Zampa missed Australia’s tour of Sri Lanka for baby Eugene’s arrival, but he will return to the national squad for their upcoming One Day Internationals and the T20 World Cup.

The countdown to the T20 World Cup is now into double digits, with Zampa marking the milestone by taking the coveted silverware out to the Great Barrier Reef with Cairns personalities presenter Erin Holland and Paralympian Grant “Scooter” Patterson.

Zampa was also joined by a number of junior Far North cricketers on the trip to the new Magic Reef Pontoon, where he took the silverware – protected in a large perspex box – underwater in arguably the most exciting and picturesque leg of the ICC T20 World Cup trophy tour.

“It was a great day,” Zampa said.

“Pretty full-on, but it was a cool experience to go to the reef. Got the red carpet pulled out for us that’s for sure.

“No, we weren’t allowed to take the actual trophy into the ocean, it was protected.”

Australia won that piece of coveted piece of silverware for the first time in November last year, and will not have held it for 12 months when their title defence starts against New Zealand at the Sydney Cricket Ground on October 22.

They won that title under the direction of Justin Langer, who left the head coaching role in February after almost four years in the position.

Andrew McDonald stepped up as head coach in April, though Zampa does not expect any change to the way the team plays given the former all-rounder played a key role in planning and preparation for their successful World Cup tilt at the end of last year.
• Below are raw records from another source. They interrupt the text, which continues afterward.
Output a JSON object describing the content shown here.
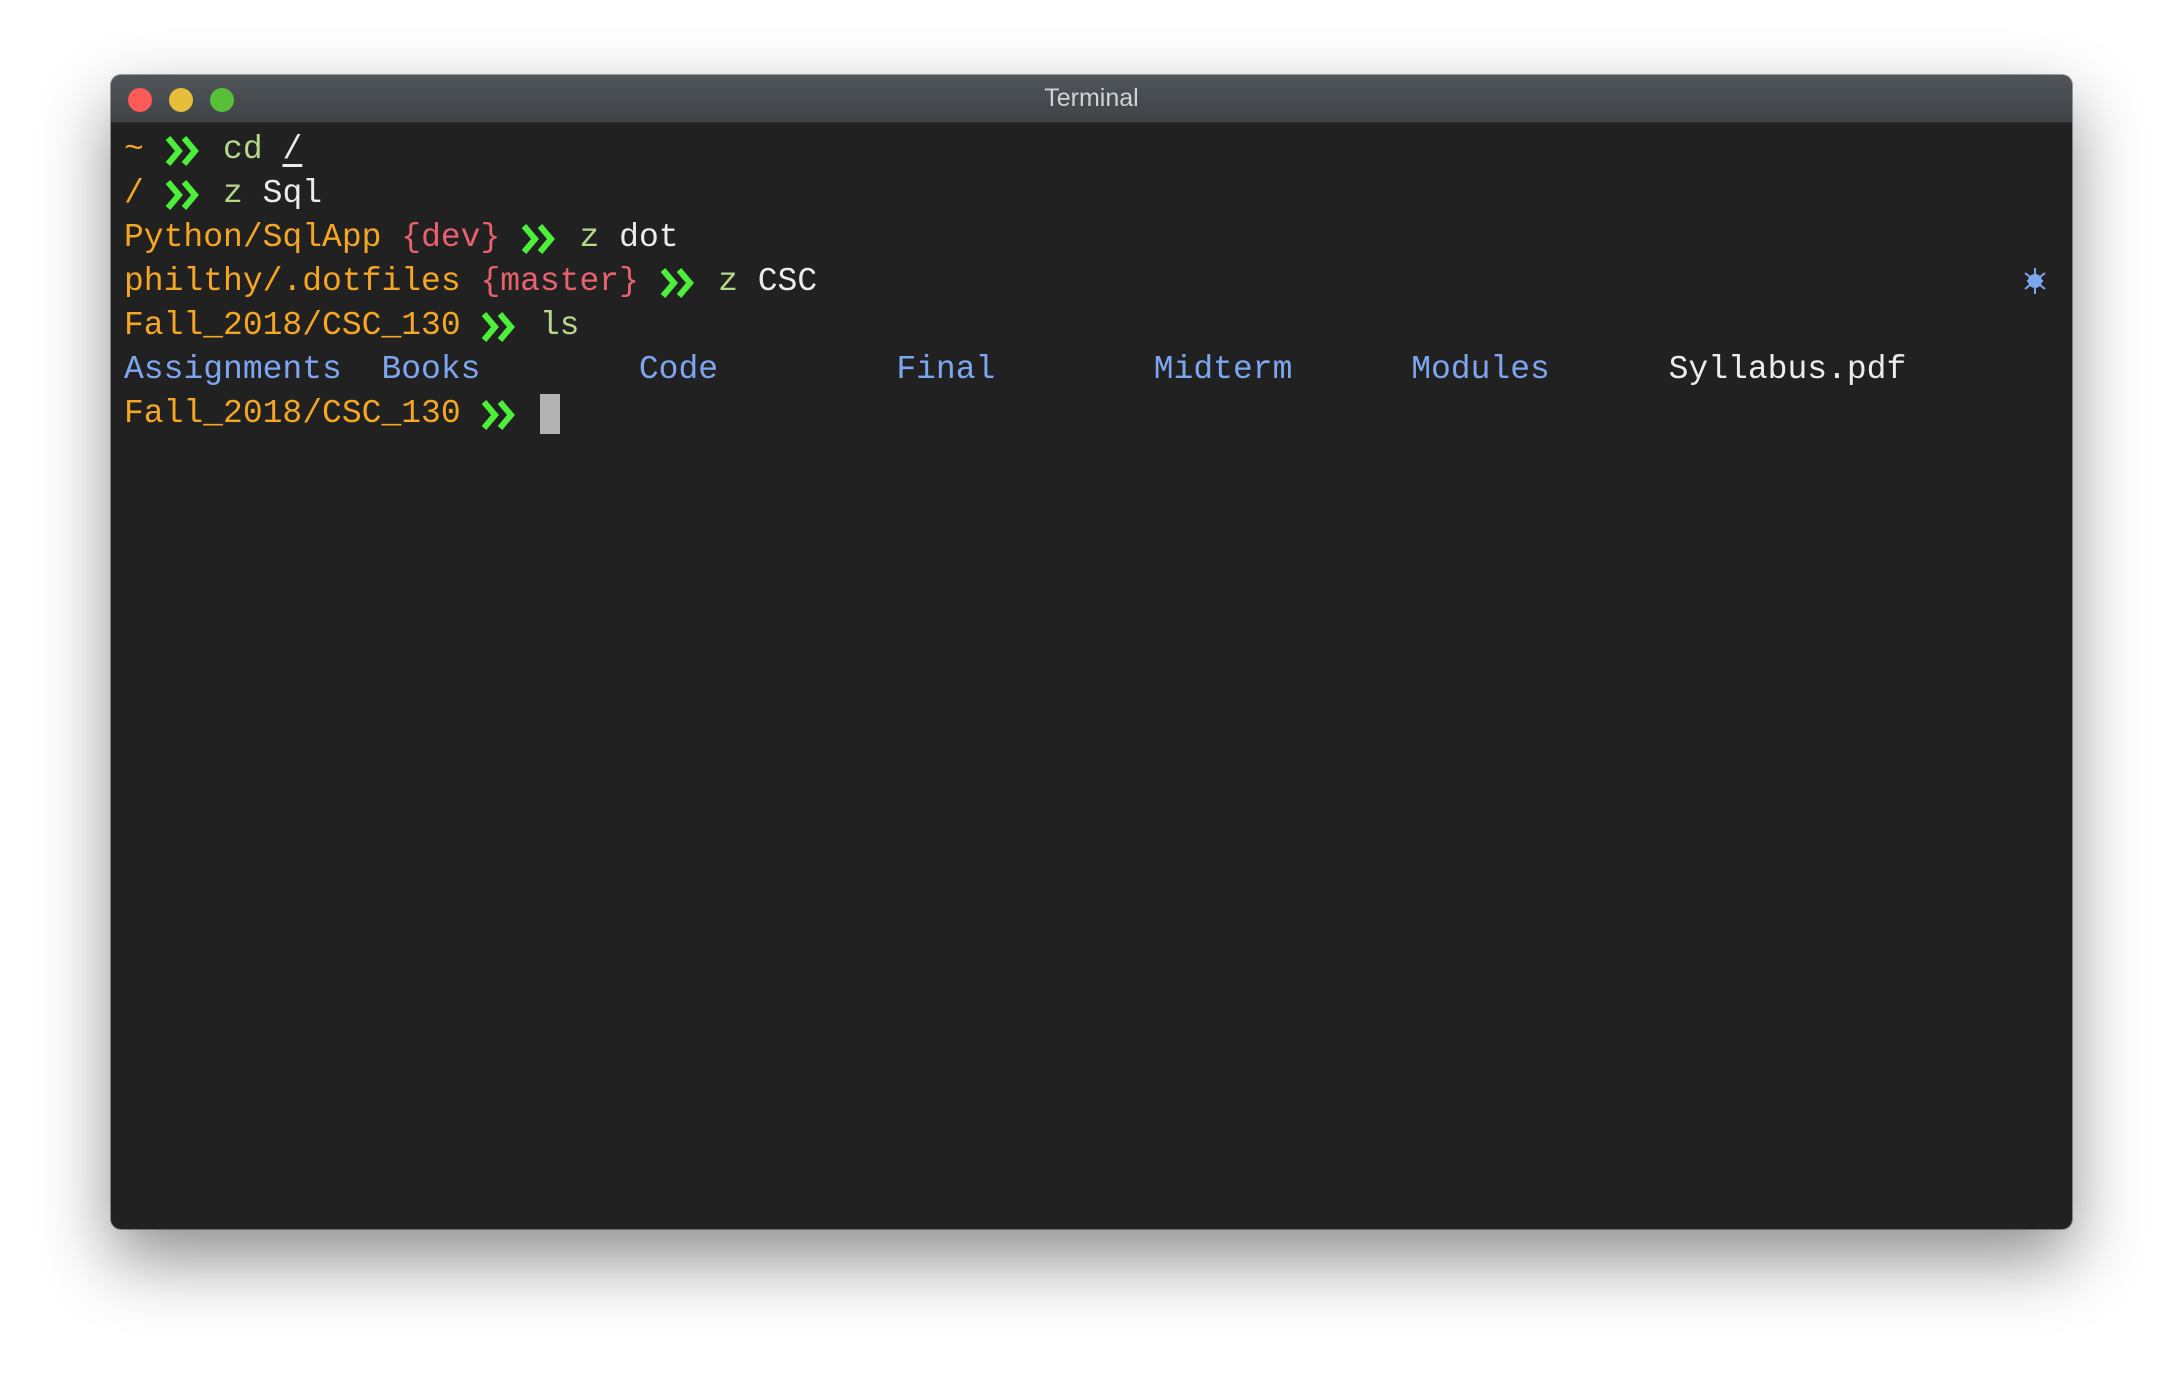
{
  "window": {
    "title": "Terminal"
  },
  "colors": {
    "path": "#f5a623",
    "branch": "#e8616c",
    "chevron": "#4cf03a",
    "command": "#b5d88a",
    "directory": "#7ea6f0",
    "background": "#212121"
  },
  "lines": [
    {
      "segments": [
        {
          "t": "path",
          "v": "~"
        },
        {
          "t": "chev"
        },
        {
          "t": "cmd",
          "v": "cd"
        },
        {
          "t": "argu",
          "v": "/"
        }
      ]
    },
    {
      "segments": [
        {
          "t": "path",
          "v": "/"
        },
        {
          "t": "chev"
        },
        {
          "t": "cmd",
          "v": "z"
        },
        {
          "t": "arg",
          "v": "Sql"
        }
      ]
    },
    {
      "segments": [
        {
          "t": "path",
          "v": "Python/SqlApp"
        },
        {
          "t": "branch",
          "v": "{dev}"
        },
        {
          "t": "chev"
        },
        {
          "t": "cmd",
          "v": "z"
        },
        {
          "t": "arg",
          "v": "dot"
        }
      ]
    },
    {
      "segments": [
        {
          "t": "path",
          "v": "philthy/.dotfiles"
        },
        {
          "t": "branch",
          "v": "{master}"
        },
        {
          "t": "chev"
        },
        {
          "t": "cmd",
          "v": "z"
        },
        {
          "t": "arg",
          "v": "CSC"
        }
      ]
    },
    {
      "segments": [
        {
          "t": "path",
          "v": "Fall_2018/CSC_130"
        },
        {
          "t": "chev"
        },
        {
          "t": "cmd",
          "v": "ls"
        }
      ]
    },
    {
      "listing": [
        {
          "name": "Assignments",
          "kind": "dir"
        },
        {
          "name": "Books",
          "kind": "dir"
        },
        {
          "name": "Code",
          "kind": "dir"
        },
        {
          "name": "Final",
          "kind": "dir"
        },
        {
          "name": "Midterm",
          "kind": "dir"
        },
        {
          "name": "Modules",
          "kind": "dir"
        },
        {
          "name": "Syllabus.pdf",
          "kind": "file"
        }
      ]
    },
    {
      "segments": [
        {
          "t": "path",
          "v": "Fall_2018/CSC_130"
        },
        {
          "t": "chev"
        },
        {
          "t": "cursor"
        }
      ]
    }
  ],
  "status_icon": "asterisk-activity-icon"
}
And Zampa, who made his T20I debut in 2016, is ready to make a major impact as Australia seeks to become the first team to defend the title and become the second team to win it twice.

The tweaker, the No. 5 ranked T20 bowler in the world, said he fully understood the role he played in the side.

“I feel like I’m an important cog in the team,” Zampa said.

“I try and play team-first cricket, whether it’s to bowl the first over or the 20th over.

“Obviously (it’s) dependant on the situation and the surfaces and things like that, but my role to get wickets in the middle, which is a big part of winning T20 games, is important.

“I understand my importance, I understand my role as well.

“It’s always going to be hard to defend, I don’t think anyone’s ever done it for the T20 World Cup.

“You’ve got to earn the right to defend it, you have to play well in the group stages and then win the right moments later on in the tournament.

“But I’m very confident with the squad that we’ve got that’s for sure, it’s a good mix of experience, guys who have been part of T20 World Cups now who have won them too.

“We’ve got a good squad.”

And if the tournament, or any game along the way, doesn’t go to plan for Zampa, coming home to Eugene’s smiling face will instantly wash any disappointment away.

The T20 World Cup starts in October, with the final to be played at the Melbourne Cricket Ground on November 13.